How could you do it, John?" she said reproachfully.

"It was my duty, darling Kate," he said desperately.

"And did you love your duty more than me?"

"Love it? I hated it! But I had to do it, dearest," he went on pleadingly. "Honor--you told me so yourself, here, in this very spot; I remember your words; do you not recall them?--'If I stood in the pathway of liberty for a single instant I should despise the man who would not sweep me aside without a moment's hesitation.' Don't you know you said that, Katharine?"

"Did I say it? Ah, but that was before I loved you so, and you swept me aside,--well, I love you still, and, John, I honor you for it too; but I could not do it. You see, I am only a woman."

"Kate, don't say 'only a woman' that way; what else would I have you, pray? But tell me of yourself."

Briefly she recited the events that had occurred to her, dwelling much upon Desborough's courage and devotion to her in the first days of her captivity, the death of Johnson, the burning of Norfolk, the death of Bentley. He interrupted her there, and would fain hear every detail of the sad scene over again, thanking her and blessing her for what she had done.
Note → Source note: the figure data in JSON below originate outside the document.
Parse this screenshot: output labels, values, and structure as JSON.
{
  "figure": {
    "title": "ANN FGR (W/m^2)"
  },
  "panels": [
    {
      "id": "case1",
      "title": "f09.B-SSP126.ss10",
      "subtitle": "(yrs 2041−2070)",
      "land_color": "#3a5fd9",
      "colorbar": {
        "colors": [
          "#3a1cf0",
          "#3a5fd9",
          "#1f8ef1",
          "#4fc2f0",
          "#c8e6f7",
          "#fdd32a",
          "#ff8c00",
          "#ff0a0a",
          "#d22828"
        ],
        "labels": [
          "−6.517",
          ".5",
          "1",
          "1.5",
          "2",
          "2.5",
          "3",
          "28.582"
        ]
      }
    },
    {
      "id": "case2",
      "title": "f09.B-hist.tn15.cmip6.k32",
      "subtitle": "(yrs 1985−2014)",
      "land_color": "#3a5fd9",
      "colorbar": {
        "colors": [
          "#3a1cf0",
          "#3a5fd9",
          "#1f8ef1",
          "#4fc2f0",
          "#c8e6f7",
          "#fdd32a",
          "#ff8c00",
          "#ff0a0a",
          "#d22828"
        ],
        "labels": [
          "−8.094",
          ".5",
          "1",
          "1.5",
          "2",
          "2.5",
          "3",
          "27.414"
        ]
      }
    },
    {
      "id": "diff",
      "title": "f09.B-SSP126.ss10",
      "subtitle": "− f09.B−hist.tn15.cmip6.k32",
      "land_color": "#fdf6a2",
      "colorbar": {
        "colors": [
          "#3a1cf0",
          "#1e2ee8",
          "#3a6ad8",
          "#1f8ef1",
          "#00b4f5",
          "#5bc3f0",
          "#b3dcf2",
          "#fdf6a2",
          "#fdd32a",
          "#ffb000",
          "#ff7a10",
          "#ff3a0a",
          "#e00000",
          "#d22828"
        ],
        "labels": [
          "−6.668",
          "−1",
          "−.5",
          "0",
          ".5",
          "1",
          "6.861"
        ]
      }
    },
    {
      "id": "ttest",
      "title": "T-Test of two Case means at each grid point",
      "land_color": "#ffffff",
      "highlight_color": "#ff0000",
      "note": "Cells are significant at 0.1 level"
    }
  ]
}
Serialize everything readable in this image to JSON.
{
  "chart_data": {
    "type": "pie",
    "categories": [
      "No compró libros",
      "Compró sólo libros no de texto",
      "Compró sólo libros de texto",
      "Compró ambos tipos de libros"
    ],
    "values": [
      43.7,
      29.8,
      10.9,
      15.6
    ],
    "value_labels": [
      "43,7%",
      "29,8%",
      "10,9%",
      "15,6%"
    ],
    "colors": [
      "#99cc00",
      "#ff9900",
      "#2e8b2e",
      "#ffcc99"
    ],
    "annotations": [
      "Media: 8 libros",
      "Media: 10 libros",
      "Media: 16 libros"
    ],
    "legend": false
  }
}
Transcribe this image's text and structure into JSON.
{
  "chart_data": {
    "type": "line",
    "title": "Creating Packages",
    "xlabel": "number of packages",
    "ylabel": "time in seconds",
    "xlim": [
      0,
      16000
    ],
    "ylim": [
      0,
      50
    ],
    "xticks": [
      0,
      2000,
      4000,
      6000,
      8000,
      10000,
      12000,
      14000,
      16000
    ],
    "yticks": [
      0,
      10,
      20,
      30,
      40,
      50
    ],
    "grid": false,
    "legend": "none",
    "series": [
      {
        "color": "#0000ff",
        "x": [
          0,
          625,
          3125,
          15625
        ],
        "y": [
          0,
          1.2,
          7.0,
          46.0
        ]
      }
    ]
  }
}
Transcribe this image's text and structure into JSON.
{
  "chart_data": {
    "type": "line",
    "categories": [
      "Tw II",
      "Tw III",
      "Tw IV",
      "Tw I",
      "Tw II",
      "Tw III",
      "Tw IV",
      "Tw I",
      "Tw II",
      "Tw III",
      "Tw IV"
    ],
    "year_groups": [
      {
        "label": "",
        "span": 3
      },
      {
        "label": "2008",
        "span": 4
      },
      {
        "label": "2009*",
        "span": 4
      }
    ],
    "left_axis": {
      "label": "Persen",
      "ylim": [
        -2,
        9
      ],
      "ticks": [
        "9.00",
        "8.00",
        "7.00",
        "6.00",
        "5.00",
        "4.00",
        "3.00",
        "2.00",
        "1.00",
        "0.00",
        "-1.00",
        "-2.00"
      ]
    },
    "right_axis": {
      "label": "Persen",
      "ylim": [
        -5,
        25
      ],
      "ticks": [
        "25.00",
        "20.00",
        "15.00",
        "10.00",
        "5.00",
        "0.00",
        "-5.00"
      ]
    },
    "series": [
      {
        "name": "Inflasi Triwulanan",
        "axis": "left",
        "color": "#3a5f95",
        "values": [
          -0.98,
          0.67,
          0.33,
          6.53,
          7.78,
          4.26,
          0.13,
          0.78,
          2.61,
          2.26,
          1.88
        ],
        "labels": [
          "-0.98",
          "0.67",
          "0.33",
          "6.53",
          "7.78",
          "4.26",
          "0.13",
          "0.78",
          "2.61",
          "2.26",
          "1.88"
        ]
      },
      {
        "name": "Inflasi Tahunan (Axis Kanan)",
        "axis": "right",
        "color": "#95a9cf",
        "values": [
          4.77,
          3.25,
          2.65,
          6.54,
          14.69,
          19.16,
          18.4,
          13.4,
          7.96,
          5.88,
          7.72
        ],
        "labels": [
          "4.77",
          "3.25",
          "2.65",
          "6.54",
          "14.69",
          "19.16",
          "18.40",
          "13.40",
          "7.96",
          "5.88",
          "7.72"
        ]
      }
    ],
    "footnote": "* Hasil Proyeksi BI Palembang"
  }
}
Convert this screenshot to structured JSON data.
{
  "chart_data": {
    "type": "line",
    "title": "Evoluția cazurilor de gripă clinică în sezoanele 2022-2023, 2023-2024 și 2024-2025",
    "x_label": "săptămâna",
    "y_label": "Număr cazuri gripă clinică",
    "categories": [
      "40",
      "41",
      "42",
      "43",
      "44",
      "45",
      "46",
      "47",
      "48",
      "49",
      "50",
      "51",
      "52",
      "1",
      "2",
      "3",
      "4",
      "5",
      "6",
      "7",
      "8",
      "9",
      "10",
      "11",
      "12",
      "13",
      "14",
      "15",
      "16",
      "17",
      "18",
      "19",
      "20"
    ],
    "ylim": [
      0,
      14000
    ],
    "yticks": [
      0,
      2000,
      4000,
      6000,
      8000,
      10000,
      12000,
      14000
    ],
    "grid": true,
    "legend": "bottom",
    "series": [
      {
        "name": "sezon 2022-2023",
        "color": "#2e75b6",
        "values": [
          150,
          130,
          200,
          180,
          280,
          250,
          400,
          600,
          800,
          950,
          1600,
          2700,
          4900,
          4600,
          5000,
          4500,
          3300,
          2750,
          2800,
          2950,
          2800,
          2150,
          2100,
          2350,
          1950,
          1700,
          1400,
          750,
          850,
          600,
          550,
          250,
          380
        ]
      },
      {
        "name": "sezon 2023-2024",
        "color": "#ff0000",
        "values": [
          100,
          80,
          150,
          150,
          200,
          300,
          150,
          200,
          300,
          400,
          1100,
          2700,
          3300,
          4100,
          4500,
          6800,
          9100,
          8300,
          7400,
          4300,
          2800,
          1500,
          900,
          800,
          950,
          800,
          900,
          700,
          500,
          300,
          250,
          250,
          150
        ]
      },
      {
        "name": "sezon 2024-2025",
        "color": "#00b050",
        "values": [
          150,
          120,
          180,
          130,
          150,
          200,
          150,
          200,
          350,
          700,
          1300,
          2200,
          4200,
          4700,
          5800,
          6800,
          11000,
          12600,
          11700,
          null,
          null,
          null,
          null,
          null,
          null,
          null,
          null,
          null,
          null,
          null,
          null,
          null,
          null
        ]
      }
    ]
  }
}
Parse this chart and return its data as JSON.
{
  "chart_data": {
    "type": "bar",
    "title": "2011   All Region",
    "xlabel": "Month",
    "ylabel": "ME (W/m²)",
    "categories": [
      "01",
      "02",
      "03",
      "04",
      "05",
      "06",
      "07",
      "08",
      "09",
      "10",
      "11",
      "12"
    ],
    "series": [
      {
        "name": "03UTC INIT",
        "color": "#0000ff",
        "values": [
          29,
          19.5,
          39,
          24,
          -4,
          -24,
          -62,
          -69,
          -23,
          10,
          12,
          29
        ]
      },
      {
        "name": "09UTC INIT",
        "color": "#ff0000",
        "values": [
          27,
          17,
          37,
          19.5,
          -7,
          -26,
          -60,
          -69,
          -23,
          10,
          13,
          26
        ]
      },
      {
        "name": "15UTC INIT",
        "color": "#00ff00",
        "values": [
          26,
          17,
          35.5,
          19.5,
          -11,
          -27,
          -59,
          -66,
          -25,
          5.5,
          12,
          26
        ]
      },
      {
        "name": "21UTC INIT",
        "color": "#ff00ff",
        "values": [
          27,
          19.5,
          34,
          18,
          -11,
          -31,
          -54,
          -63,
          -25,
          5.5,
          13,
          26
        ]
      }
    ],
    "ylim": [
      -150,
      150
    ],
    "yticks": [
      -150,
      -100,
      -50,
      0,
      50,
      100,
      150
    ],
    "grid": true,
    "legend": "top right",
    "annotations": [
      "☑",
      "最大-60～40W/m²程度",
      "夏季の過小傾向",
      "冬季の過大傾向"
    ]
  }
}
"It was nothing," she said simply; "I loved to do it; he was your friend. It seemed to bring me closer to you." Then she told him of the foundering of the s.h.i.+p, of the frightful voyage in the boat, and rang the changes upon Desborough's name, his cheerfulness, his unfailing zeal and energy, until Seymour's heart filled with jealous pain.

"Kate," he said at last, "as I came up the road I saw a man leave the boat-house and climb the hill; who was it?"

"It was Lord Desborough, John."

Seymour was human, and filled with human feeling. He drew away from her.

"What was he doing here?" he said coldly. She smiled at him merrily.

"Bidding me good-by. He was made prisoner, of course, by the first soldier we came across after we landed, and has been spending the days of his captivity with us. He was exchanged to-day, and leaves to-night."

"Katharine, he was in love with you!" he said, with what seemed to him marvellous perspicacity.

"Yes, John," she answered, still smiling.

"Was he making love to you here?"

"Yes."

"And you? You praise this man, you like him, you--"

"I think him the bravest man, the truest gentleman in the world--except this one," she said, laying her hand upon his shoulder and her head upon his breast. "No, no; he pleaded in vain. I only pitied him; I loved you. Do not be jealous, foolish boy. No one should have me. I am yours alone."

"But if I had not come back, Kate,--how then?"

"It would have made no difference. I told him so."

Neither of them in their mutual absorption had noticed that a horse had stopped in the road opposite the boat-house, and a horseman had walked to the door and had halted at the sight which met his eyes. Desborough recognized Seymour at once, and he had unwittingly heard the end of the conversation. He was the second. The man was back again. It was true. The gallant gentleman stood still a moment, making no sound, then turned back and mounted his horse, and rode madly away with despair in his heart.